I think there are two consecutive motifs in the Berg. The first is that major interlude before the final scene. It conveys the motif of consolation through a very simple harmony, at a moment when nothing is happening on stage: the music emancipates itself briefly from the characters and, for a while, becomes a value in its own right. A value which is also a harmonious one. We notice it as a moment of consolation, and also as a possibility for the audience to calm down. But then Berg follows it with the scene with the children. Primarily it contains the troubling motif where Wozzeck's son fails to respond to the situation. He remains out of touch emotionally with what has happened. A troubling and terrifying motif is introduced here: the fact that a character like Wozzeck is part of a tradition, and his fate is continued inevitably in the generation that follows him. So the motif of consolation and the destruction of that consolation come hard on each other's heels. I find it incredibly exciting that this last scene, rather than upstaging the previous one musically, uses very tender means to destroy the yearning for consolation, and for the consolation provided by the harmony of the interlude. This is a cruel intensification of the certainty that such consolation cannot exist.
Conveying Wozzeck's view of the world and making it intelligible are part of the aesthetics of this production. Wozzeck's fears are fed by reasons rooted in reality. They are not only the paranoia of someone totally insane, they also assume visibly monstrous forms on stage.
When does madness begin, and what causes it? It's difficult to give a diagnosis here. What is it that changes a person's perception? On the one hand, we take sides. We put ourselves in Wozzeck's shoes and see the world the way he sees it. This subjective world of his is strange to us, however. On the other hand we can sense how strange Wozzeck is to us. Wozzeck himself can only experience his environment in this distorted way, it is his reality. We can perhaps assume that he has a distorted perception of things, and that the society surrounding him is perceived by him as monstrous. We see this inner reality as monstrous, but for him it is quite normal.

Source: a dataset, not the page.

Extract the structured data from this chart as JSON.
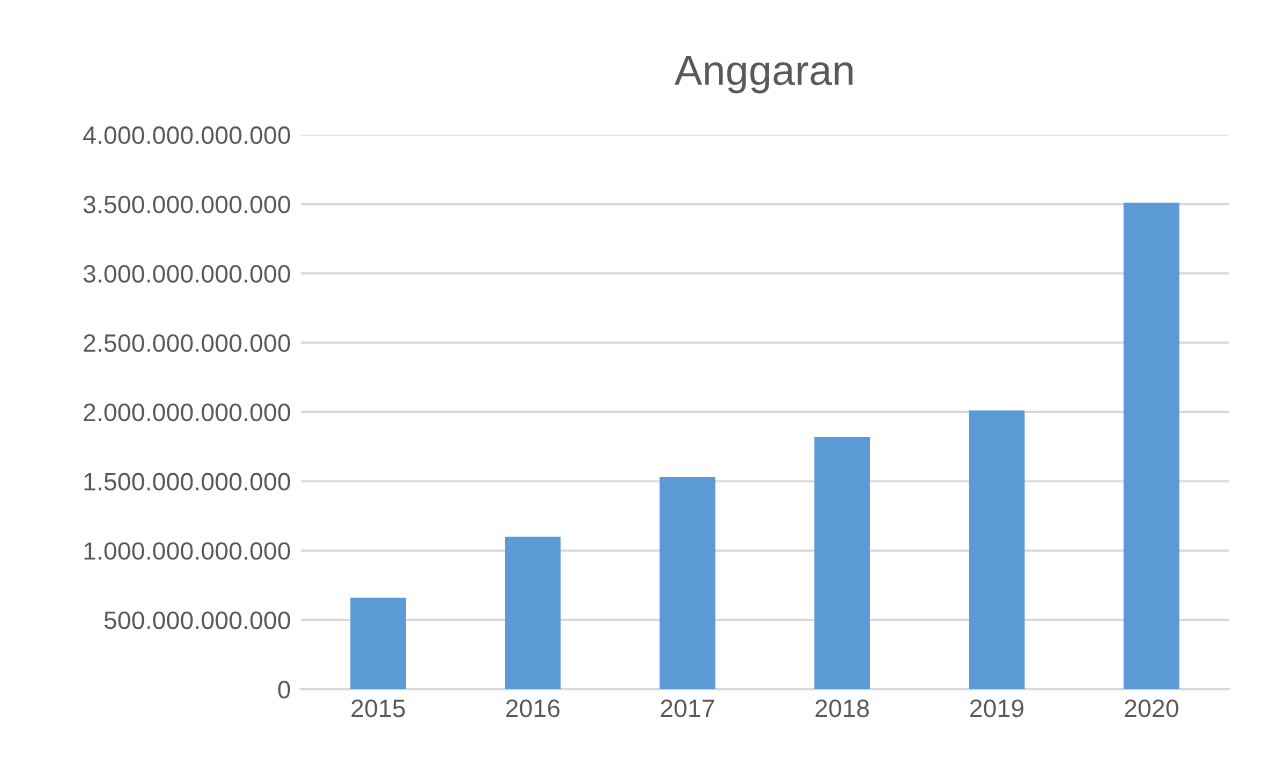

Is he closer to us, however, than people we can communicate with in everyday life on a very practical level, more simply than with a doctor or a colonel?
The first question we have to ask ourselves is: how does Wozzeck perceive us? And the answer is, in just as distorted a way as all those who surround him on the stage as monsters. On the other hand we have to deduce from this that we ourselves would have no chance of breaking through the incredibly violent solitude in which this character is imprisoned – because, through Wozzeck's eyes, we are a part of the monstrosity of society. The only people who have remained normal for him are Marie and his son. Our desire to help a person like him is actually rendered impossible by Wozzeck himself – by his distorted perception. This insane view of reality is, however, the result of clear manipulation of Wozzeck as a human being. We actually have no opportunity of hoping that we can help him. We actually belong to what he sees surrounding him – the hostile side of society.